Open the micaGO Mac app. The **Server** and **Connections** screens are
organized into a few cards:

- **Server Runtime** — Start / Stop / Restart, the running status, the address
  the server is **listening on**, and (collapsed) recent log output. The backend
  binary lives under an **Advanced** disclosure — you normally never touch it.
- **Server Bind Address** — choose who can reach the server:
  - **This Mac only** (`127.0.0.1:<PORT>`) — only apps on this Mac.
  - **Local network** (`0.0.0.0:<PORT>`) — devices on the same Wi‑Fi (adds LAN
    endpoints).
  - **Custom** — advanced host/port.
  Changing this shows **Restart required**; use **Save & Restart**. *(Remote
  access via Cloudflare Tunnel works even with “This Mac only”, because
  cloudflared runs on this Mac.)*
- **Connection Endpoints** — three sections, **Local / loopback**,
  **LAN / same Wi‑Fi**, and **Public / remote**, each with copy buttons. The
  Public section is where you paste and validate your remote URL.
- **Client Setup** (Pair Android) — pick an endpoint (Auto / Local / LAN /
  Public), then **Show QR code** or **Copy setup JSON** to pair a phone. The
  **bearer token** is shown masked with a Reveal/Copy action.

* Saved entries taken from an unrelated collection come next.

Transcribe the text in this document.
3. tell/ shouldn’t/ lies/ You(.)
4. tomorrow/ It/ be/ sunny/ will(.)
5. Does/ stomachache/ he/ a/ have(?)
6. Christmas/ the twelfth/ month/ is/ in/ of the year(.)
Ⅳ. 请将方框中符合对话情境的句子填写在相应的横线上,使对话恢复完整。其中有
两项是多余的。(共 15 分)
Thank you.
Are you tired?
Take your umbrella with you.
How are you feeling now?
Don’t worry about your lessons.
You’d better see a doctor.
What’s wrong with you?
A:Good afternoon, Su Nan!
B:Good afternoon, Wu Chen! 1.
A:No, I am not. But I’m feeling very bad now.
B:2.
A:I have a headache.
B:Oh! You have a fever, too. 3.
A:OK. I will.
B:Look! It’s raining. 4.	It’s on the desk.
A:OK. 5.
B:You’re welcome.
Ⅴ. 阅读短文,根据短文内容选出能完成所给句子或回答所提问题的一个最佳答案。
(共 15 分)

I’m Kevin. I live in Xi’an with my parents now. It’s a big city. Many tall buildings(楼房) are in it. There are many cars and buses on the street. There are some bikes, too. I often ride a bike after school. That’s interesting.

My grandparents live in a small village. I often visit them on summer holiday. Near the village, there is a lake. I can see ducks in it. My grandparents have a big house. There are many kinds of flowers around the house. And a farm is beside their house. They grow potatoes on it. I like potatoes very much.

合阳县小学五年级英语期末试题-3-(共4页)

> ⚠️ **Keep your token private.** The bearer token is effectively a password.
> It stays masked by default — only reveal it when no one is watching, and never
> paste it into screenshots, logs, bug reports, or chats. If it leaks, generate a
> new token and re‑pair your devices.

## First connection options

- **This Mac / local** — `http://127.0.0.1:<PORT>`. Fastest way to confirm the
  server is alive. Note: `127.0.0.1` only works **on the Mac itself**, not from
  your phone.
- **LAN / same Wi‑Fi** — `http://<Mac-LAN-IP>:<PORT>`. Use this from a phone or
  laptop on the same network. Find `<Mac-LAN-IP>` in the Mac app's connection
  list, or in macOS System Settings → Network.
- **Public / remote domain** — `https://micago.example.com`. Use this from
  mobile data or any outside network after you complete the Cloudflare guide.

## Recommended path

Test connections in this order — each step builds on the previous one:

1. **Test the local server.** On the Mac, confirm the server is running and
   reachable at `http://127.0.0.1:<PORT>`.
2. **Test LAN.** From another device on the same Wi‑Fi, reach
   `http://<Mac-LAN-IP>:<PORT>` and confirm the token is accepted.
3. **Set up a remote URL** (optional). Follow
   [Remote Access with Cloudflare Tunnel](remote-access-cloudflare.md) to get
   `https://micago.example.com`, then in **Connection Endpoints → Public /
   remote** paste the URL, **Save**, and click **Validate Public URL**. When it
   reads **Reachable**, Public is ready for pairing.
4. **Pair the Android client.** In **Client Setup**, choose the endpoint
   (**Auto** picks Public when reachable, else LAN, else Local), then **Show QR
   code** and scan it from the Android app — or **Copy setup JSON**. See
   [Android Client Connection](android-client-connection.md).
5. **Verify the WebSocket.** In the Android app, confirm the realtime connection
   shows **Connected** and that the debug panel lists incoming events.

For an exact, copy‑paste checklist of all of the above, see the
[Manual Test Flow](manual-test-flow.md).

## What success looks like

- The server's health check responds without a token.
- Your token is accepted by the auth check.
- The Android app shows **Connected** for the WebSocket and logs events in the
  debug panel.

If something does not work, each guide has a Troubleshooting section, and the
[Manual Test Flow](manual-test-flow.md) helps you find which step failed.